Integrators brace for summer onslaught
The boost may be particularly evident among customers who use GWACs.
The government's traditional summer information technology buying season may be busier than usual this year.
That's the view of integration executives who participated in a panel discussion at the recent UBS Software and IT Services Conference in New York. One factor is a funding rule change that might generate a wave of year-end spending.
"I expect some robust end-of-year buying," said Renny DiPentima, president and chief executive officer of SRA International.
He said that boost may be particularly evident among customers who use governmentwide acquisition contracts, such as the General Services Administration’s Millennia program. In past years, such customers could "send over a statement of work and $100 million and park it over at GSA and make the award next year" using previous fiscal year money, DiPentima said. But a rule change now prohibits agencies from carrying over funding into the next fiscal year, he added.

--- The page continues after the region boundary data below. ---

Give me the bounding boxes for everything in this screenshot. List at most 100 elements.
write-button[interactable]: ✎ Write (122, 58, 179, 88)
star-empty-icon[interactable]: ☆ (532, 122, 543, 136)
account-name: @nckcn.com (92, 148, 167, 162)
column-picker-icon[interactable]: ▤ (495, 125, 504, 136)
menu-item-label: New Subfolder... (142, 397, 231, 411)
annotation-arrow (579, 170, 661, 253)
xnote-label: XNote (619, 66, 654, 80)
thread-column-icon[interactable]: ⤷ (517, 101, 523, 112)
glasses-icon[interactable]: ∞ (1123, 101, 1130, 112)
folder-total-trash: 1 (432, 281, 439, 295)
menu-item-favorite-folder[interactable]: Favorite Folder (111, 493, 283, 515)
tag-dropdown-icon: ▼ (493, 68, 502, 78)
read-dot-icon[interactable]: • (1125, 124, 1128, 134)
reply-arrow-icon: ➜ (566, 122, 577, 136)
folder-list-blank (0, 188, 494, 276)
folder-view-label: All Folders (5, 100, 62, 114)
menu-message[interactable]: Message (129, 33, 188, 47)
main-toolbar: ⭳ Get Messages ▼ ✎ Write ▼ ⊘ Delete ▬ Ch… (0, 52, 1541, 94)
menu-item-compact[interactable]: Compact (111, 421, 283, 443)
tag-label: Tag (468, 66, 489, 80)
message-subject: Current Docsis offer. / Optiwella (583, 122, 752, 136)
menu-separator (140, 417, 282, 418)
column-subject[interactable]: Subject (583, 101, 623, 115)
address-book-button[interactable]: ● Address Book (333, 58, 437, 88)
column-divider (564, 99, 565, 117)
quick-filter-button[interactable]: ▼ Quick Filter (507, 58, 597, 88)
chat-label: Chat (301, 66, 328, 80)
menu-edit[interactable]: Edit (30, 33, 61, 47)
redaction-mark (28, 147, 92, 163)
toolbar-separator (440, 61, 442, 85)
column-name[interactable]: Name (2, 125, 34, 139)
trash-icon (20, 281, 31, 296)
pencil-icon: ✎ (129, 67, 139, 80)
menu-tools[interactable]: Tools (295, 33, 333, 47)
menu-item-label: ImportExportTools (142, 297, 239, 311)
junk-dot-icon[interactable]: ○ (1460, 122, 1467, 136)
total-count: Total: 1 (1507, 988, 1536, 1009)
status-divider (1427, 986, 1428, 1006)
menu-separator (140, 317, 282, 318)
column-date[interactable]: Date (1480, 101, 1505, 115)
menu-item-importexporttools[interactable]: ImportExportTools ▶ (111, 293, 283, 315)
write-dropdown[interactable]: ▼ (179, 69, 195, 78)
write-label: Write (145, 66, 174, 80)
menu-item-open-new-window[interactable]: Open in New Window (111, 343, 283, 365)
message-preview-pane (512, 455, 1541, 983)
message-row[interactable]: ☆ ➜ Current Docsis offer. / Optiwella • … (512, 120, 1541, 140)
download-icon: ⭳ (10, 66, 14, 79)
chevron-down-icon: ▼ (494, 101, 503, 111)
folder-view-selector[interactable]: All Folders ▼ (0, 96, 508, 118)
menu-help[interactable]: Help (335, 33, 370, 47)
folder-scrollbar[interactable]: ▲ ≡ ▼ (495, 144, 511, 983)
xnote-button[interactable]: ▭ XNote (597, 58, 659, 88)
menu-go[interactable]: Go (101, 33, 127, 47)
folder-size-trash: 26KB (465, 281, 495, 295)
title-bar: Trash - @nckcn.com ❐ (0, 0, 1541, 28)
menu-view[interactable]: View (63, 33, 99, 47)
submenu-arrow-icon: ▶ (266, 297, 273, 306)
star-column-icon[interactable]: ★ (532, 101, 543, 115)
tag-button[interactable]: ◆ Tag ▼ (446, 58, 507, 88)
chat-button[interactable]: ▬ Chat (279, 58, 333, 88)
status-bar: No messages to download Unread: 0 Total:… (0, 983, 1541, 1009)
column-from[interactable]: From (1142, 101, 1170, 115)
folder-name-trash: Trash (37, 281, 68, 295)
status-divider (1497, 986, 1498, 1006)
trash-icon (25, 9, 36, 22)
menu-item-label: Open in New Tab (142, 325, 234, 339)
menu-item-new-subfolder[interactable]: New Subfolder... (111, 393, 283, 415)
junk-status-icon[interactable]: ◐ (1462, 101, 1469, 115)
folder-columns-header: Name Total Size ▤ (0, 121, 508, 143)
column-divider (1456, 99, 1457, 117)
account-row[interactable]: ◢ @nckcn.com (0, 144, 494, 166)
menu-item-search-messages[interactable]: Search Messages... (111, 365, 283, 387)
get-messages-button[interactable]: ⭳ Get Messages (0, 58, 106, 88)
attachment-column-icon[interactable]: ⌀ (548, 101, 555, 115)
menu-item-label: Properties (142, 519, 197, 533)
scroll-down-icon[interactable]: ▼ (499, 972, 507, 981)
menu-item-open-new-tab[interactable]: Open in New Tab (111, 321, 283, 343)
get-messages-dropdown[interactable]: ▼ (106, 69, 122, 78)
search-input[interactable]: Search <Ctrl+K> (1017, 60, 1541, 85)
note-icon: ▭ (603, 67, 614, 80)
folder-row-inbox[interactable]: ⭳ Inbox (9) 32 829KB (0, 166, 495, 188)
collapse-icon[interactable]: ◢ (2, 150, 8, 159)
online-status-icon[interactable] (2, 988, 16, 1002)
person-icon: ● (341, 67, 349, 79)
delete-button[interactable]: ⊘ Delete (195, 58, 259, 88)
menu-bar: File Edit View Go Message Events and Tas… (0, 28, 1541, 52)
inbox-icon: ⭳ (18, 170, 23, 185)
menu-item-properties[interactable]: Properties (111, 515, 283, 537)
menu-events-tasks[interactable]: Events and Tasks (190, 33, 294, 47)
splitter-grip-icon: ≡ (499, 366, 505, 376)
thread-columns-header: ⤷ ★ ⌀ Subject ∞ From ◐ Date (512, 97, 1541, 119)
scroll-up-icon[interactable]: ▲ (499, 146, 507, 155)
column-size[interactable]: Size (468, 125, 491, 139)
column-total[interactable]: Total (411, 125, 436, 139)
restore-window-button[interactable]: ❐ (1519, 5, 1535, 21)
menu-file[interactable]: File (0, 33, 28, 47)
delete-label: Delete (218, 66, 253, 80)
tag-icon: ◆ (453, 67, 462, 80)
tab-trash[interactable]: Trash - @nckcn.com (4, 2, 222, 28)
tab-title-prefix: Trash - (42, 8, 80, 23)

In light of this situation, nearly $2 billion is sitting in vehicles that will probably be spent before Sept. 30, DiPentima said.
The change in the GSA and GWAC landscape "is clearly having an impact on activity this summer," said Brad Antle, president and chief operating officer at SI International. "We see a fair amount of task order activity going on."
Movement on procurements that were stalled earlier in fiscal 2005 provides another lift for summer sales. Hart Rossman, chief technology officer of the Enterprise Security Solutions business unit at Science Applications International Corp., cited "a number of procurements out there that are really coming to fruition." He expects to see awards in the third and fourth quarters.
Randy Fuerst, executive vice president at CACI International, said task-order business has picked up across the board. "Our summer is extremely busy," he said.